Que el hacer de la función mental siga sucediendo es algo que entonces es comprendido. Así la mente organizadora de la identidad y sus telarañas deja de estar al servicio del condicionamiento y queda a disposición del si mismo, como inteligencia esencial, como comprensión. De ahí pueden derivarse todas las cualidades hermosas de la expresión humana, ya no como adquisiciones, sino como lo natural. El amor no es algo que le pertenece a la identidad. La inteligencia, la creatividad, lo constructivo, la solidaridad… nada de eso le pertenece a nadie, porque son los aspectos naturales del si mismo, de lo divino, la esencia que se expresa sin las trabas del yo. 

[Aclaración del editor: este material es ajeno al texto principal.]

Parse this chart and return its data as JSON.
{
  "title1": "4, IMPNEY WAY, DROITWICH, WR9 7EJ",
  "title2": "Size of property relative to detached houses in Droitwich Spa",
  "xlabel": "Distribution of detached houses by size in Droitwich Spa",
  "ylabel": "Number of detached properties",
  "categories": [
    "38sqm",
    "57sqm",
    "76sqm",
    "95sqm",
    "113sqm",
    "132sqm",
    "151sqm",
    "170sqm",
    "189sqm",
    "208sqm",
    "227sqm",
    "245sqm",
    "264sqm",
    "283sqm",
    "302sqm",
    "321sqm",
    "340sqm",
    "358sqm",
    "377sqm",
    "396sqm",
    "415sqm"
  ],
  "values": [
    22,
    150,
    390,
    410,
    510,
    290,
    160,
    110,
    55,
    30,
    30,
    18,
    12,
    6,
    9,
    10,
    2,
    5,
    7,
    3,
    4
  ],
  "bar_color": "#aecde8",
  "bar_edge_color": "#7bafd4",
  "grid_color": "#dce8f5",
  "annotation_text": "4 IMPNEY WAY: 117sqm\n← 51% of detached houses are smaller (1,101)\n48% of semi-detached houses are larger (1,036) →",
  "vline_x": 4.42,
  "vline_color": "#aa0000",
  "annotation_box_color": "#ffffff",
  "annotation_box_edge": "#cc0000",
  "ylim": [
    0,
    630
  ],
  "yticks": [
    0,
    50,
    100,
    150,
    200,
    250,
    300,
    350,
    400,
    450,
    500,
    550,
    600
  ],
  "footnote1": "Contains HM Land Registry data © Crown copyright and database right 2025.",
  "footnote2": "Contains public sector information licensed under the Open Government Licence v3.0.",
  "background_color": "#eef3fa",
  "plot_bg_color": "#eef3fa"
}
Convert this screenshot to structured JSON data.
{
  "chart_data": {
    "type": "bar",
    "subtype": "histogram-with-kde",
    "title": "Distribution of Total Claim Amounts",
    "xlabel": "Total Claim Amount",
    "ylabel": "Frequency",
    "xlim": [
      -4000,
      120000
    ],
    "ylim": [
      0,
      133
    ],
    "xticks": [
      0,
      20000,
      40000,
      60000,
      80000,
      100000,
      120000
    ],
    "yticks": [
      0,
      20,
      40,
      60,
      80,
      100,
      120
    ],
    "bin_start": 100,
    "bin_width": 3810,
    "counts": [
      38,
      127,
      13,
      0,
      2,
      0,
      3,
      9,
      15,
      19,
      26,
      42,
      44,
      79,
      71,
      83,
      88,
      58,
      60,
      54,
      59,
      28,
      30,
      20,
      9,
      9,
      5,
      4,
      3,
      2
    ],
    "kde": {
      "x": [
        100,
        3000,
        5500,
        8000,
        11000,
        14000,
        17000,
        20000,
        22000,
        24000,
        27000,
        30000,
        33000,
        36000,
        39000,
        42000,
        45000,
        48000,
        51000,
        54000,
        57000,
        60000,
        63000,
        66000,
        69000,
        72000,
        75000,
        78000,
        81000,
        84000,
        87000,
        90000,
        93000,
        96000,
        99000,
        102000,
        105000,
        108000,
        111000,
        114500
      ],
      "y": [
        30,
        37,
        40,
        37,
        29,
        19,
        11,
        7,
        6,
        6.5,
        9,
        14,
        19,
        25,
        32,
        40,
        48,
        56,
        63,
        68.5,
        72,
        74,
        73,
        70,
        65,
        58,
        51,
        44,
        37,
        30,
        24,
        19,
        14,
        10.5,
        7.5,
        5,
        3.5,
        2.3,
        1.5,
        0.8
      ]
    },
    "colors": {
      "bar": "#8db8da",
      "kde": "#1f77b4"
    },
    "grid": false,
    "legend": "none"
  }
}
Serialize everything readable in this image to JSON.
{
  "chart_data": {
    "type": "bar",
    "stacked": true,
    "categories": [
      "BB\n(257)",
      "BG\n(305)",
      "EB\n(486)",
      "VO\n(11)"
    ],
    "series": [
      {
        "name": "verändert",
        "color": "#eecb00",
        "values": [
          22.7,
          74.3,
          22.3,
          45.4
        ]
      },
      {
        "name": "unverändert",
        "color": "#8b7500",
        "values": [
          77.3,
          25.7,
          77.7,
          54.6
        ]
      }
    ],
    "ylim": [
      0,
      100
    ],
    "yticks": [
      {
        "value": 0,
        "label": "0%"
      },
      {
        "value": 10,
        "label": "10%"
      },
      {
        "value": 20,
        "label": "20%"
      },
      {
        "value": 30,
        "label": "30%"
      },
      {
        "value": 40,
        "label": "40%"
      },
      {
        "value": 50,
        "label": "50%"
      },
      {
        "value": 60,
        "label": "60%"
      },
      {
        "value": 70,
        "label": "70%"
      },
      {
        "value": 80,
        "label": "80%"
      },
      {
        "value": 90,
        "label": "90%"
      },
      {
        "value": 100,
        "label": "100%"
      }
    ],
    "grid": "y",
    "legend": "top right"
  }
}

“Sumidos en las actividades cotidianas, se precisa estar conscientes del sí mismo. Una vez que lo hacemos, fluyen impresiones e impulsos de ese aspecto real y Divino en nosotros mismos, el si mismo poco a poco produce su influencia, hasta que se sobrepone a todos nuestros pensamientos y experiencias diarias. Con ello aparece armonía, la belleza y las influencias elevadas de la conciencia esencial interna que llena el corazón y la mente, con inspiración real de nuestro verdadero lugar en la vida, en el universo y con todos los seres vivientes. El conocimiento externo es una cáscara comparado con el saber del Ser donde están los inapreciables tesoros de lo indescriptible esperando. Allí se encuentra la inagotable riqueza del Ser, el destello de divinidad, allí no existe la insolvencia, está lleno de tesoro espiritual, el esplendor del Ser para ser disfrutado por siempre. En verdad, aparece como trasfondo la felicidad integral, no como un estado fenoménico, lleno de experiencia de su presencia, sino que es sin residuos de sufrimiento y angustias o infelicidad, solo una felicidad completa.” (R.Malak. Resplandor No-dual. 5.2)

La realización es siempre nueva. ¡Qué alegría la ligereza recuperada, esto que nunca se perdió!